US cable giant to throttle P2P
Cox Communications - America's third-largest cableco - is on the verge of testing new network technology that will fast-track certain "time-sensitive" Internet traffic during periods of congestion, says The Register.
This also means that "less time-sensitive traffic" will be slow-tracked.
As it announced late last night with a post to its Web site, Cox plans to test this new technology next month on broadband customers in Kansas and Arkansas.
MPs unite to kill sharing bill
Labour MPs are joining an opposition-led revolt against government plans to allow widespread sharing of information held in disparate public sector databases, reports Computing.co.uk.

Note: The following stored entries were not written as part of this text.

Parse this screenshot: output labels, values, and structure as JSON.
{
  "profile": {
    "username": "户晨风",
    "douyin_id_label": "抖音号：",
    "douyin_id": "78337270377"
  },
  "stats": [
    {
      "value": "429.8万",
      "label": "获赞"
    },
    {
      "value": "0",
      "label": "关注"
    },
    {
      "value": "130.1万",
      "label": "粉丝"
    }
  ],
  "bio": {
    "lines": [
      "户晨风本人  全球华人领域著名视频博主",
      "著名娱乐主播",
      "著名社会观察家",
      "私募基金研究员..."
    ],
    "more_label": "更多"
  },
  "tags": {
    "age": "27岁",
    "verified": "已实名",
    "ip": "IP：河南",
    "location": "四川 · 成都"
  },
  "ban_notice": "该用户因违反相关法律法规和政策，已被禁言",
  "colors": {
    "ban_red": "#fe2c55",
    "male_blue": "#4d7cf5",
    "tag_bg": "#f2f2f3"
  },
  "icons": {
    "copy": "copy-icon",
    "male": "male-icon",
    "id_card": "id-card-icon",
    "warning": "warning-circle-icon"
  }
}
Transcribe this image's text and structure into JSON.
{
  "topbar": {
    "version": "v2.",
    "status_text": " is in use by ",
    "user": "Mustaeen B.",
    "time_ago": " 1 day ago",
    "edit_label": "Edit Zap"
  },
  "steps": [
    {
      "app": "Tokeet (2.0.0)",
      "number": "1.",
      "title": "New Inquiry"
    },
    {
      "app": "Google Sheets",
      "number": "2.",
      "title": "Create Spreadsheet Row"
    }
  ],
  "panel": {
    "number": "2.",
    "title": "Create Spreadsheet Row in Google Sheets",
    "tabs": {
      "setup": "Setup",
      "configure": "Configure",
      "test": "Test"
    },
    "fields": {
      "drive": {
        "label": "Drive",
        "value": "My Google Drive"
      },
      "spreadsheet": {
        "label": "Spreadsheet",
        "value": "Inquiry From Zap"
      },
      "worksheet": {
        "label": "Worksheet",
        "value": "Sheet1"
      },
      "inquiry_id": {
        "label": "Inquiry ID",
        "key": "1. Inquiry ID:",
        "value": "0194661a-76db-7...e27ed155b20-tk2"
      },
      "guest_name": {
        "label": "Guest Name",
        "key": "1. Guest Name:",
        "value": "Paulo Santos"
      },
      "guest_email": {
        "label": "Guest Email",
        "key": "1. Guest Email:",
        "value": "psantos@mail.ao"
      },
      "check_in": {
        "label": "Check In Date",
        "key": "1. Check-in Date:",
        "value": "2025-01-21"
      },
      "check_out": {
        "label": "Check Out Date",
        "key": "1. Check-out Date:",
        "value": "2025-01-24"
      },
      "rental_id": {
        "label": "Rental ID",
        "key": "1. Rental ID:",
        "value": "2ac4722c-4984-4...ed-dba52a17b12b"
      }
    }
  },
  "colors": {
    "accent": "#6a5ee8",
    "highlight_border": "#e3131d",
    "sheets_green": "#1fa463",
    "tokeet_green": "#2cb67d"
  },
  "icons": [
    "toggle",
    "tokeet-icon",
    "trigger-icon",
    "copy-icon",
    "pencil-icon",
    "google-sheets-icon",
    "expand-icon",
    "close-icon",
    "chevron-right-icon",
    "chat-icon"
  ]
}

The Tories have united with the Liberal Democrats and some left-wing Labour MPs in a bid to make the government "see sense" and withdraw "draconian" changes to data protection laws that would facilitate greater data sharing, even where information was obtained from individuals subject to limitations about how it would be used.
Shadow justice secretary Dominic Grieve and Liberal Democrat justice spokesman David Howarth said in the House of Commons that they would oppose sections of the Coroners and Justice Bill that are being used to introduce the new regulations.
UK will not legislate on piracy
The UK's Intellectual Property minister David Lammy has said the government will not force Internet service providers to pursue file sharers, reports The BBC.
There had been mounting speculation about government legislation on the issue as the music industry steps up its fight against the pirates.
Other countries, such as France, have supported tough action on file-sharers, who the industry claims cost them dear.
New study challenges predator dangers
There's a war of words brewing, with several Internet safety organisations, researchers, and social-networking companies on one side and some state attorneys general on the other, says CNet.
Earlier this month, the Internet Safety Technical Task Force, run out of Harvard's Berkman Center for Internet & Society, issued a report stating that Internet predator danger to kids is not as high as some have claimed.
The report was immediately criticised by a number of attorneys general including Tom Corbett of Pennsylvania. And on Monday, an Internet safety organisation in Oregon published a study that claims that data from press releases on Corbett's own Web site fail to back up his claims about Internet dangers.